Wilde Zeiten, in denen wir leben.

Die vielen Wegweiser führen mich weg von dem Gate für die Langstreckenflüge,mitten durch das riesige Duty Free. Die viel zu laute Musik, Gesprächsfetzen unbekannter Sprachen und ekelerregend starkes Parfüm lenken mich für eine Sekunde so sehr ab, dass ich nur knapp einen Zusammenstoß mit einer Junggesellengruppe verhindere, die unbekümmert in der Gegend stehend den ganzen Weg versperrt. Sie tragen zusammengehörige rote Hoodies mit der Beschriftung Morgen geht’s in den selbst erwählten Knast, was ich charmant, romantisch und so gar nicht fremdschamerregend finde. Nicht.

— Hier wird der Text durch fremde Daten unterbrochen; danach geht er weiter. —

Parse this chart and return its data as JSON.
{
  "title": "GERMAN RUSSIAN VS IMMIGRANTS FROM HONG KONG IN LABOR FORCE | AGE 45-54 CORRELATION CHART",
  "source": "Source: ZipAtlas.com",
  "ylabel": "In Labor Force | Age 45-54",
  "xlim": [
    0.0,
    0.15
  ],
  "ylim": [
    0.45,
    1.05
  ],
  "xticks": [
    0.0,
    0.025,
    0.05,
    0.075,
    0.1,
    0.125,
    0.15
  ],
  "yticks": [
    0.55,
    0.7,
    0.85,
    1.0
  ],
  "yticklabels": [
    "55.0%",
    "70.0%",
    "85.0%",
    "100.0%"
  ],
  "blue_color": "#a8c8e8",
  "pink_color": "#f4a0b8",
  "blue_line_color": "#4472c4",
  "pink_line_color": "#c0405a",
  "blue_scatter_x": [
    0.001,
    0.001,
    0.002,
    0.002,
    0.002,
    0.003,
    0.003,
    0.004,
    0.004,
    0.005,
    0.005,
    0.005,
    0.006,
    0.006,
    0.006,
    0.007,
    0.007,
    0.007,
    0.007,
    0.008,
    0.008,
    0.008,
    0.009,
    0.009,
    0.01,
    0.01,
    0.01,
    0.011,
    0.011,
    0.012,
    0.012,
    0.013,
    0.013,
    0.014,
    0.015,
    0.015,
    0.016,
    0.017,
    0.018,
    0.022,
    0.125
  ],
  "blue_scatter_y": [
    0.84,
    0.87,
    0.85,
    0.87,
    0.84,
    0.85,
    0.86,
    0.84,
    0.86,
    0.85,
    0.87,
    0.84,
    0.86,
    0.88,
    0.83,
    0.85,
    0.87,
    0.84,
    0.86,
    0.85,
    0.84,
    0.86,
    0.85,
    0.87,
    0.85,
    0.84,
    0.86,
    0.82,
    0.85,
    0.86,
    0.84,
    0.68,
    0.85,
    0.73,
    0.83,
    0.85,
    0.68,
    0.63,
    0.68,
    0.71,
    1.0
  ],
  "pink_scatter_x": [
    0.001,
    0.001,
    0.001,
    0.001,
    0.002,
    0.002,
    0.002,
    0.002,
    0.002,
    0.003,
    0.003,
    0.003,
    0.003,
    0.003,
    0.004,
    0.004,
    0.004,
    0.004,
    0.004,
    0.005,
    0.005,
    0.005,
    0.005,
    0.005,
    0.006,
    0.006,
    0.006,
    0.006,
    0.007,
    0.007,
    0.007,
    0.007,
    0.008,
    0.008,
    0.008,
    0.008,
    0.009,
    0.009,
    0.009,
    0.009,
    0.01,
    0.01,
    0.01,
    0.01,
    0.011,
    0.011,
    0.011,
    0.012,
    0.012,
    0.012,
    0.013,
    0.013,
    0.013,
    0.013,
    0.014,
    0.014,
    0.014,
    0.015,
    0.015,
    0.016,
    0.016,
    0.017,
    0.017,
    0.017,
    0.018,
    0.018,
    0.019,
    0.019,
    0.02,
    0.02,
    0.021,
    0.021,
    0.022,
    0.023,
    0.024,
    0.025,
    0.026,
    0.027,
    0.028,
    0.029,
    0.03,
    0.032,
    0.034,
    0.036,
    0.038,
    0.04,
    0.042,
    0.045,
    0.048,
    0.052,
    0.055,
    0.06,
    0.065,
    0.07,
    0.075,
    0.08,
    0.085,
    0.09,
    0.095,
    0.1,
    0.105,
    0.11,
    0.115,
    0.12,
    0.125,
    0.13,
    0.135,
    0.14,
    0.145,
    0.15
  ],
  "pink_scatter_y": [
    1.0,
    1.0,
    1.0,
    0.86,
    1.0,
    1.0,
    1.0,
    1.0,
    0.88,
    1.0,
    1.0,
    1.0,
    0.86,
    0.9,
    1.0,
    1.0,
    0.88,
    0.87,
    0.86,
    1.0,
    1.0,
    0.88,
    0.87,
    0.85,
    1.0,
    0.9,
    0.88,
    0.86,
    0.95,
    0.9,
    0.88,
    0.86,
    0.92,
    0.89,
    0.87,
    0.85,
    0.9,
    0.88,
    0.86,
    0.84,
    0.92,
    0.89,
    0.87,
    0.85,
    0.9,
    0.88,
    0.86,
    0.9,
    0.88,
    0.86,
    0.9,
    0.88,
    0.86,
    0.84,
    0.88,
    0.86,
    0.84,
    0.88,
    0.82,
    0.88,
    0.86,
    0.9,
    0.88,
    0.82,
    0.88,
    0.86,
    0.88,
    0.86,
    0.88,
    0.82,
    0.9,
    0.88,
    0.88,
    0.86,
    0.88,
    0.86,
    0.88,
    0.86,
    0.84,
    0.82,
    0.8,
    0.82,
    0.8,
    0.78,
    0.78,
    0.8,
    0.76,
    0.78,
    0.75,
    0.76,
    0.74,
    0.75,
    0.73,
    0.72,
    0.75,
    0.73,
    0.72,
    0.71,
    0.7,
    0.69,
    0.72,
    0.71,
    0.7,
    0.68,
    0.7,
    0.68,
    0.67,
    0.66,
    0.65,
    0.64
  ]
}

Sechs qualvolle Minuten später stehe ich atemlos am richtigen Gate. Schweißperlen stehen mir auf der Oberlippe und entfernen vermutlich gerade die letzten gut gemeinten Concealerspuren. Doch zu meiner Überraschung erwartet mich keine lange Personenschlange oder allgemeiner Flughafentrubel, obwohl das Flugzeug laut Ticket in genau siebzehn Minuten abheben sollte. Stattdessen sitzen die Passagiere ruhig und auf ihre Handys schauend auf den Plätzen, schlürfen gemütlich an ihren Sechs-Euro-Kaffees und kauen an den labbrigen Croissants vom Vortag. Meine Augen scannen die riesige Anzeigetafel inmitten der Halle, bis ich besagten Flug finde, unmittelbar zwischen London und Amsterdam und mit der rot leuchtenden Anmerkung: delayed. Verspätet.

Ich atme langsam durch die Nase ein und durch den Mund aus, um das penetrante Stechen zu vertreiben, das meine Lunge attackiert. Meine einzig sportliche Betätigung im Alltag sind ausgefallene U-Bahn-Rolltreppen. Mit einer Fitnessklubmitgliedschaft wäre ich vielleicht um einiges fitter – und mit Sicherheit in kürzester Zeit sehr viel besser darin, eine Ausrede zu finden, um mich vor körperlicher Betätigung zu drücken. Ich habe jetzt nicht direkt was gegen Sport – nur noch weniger was gegen rumliegen und Chips essen.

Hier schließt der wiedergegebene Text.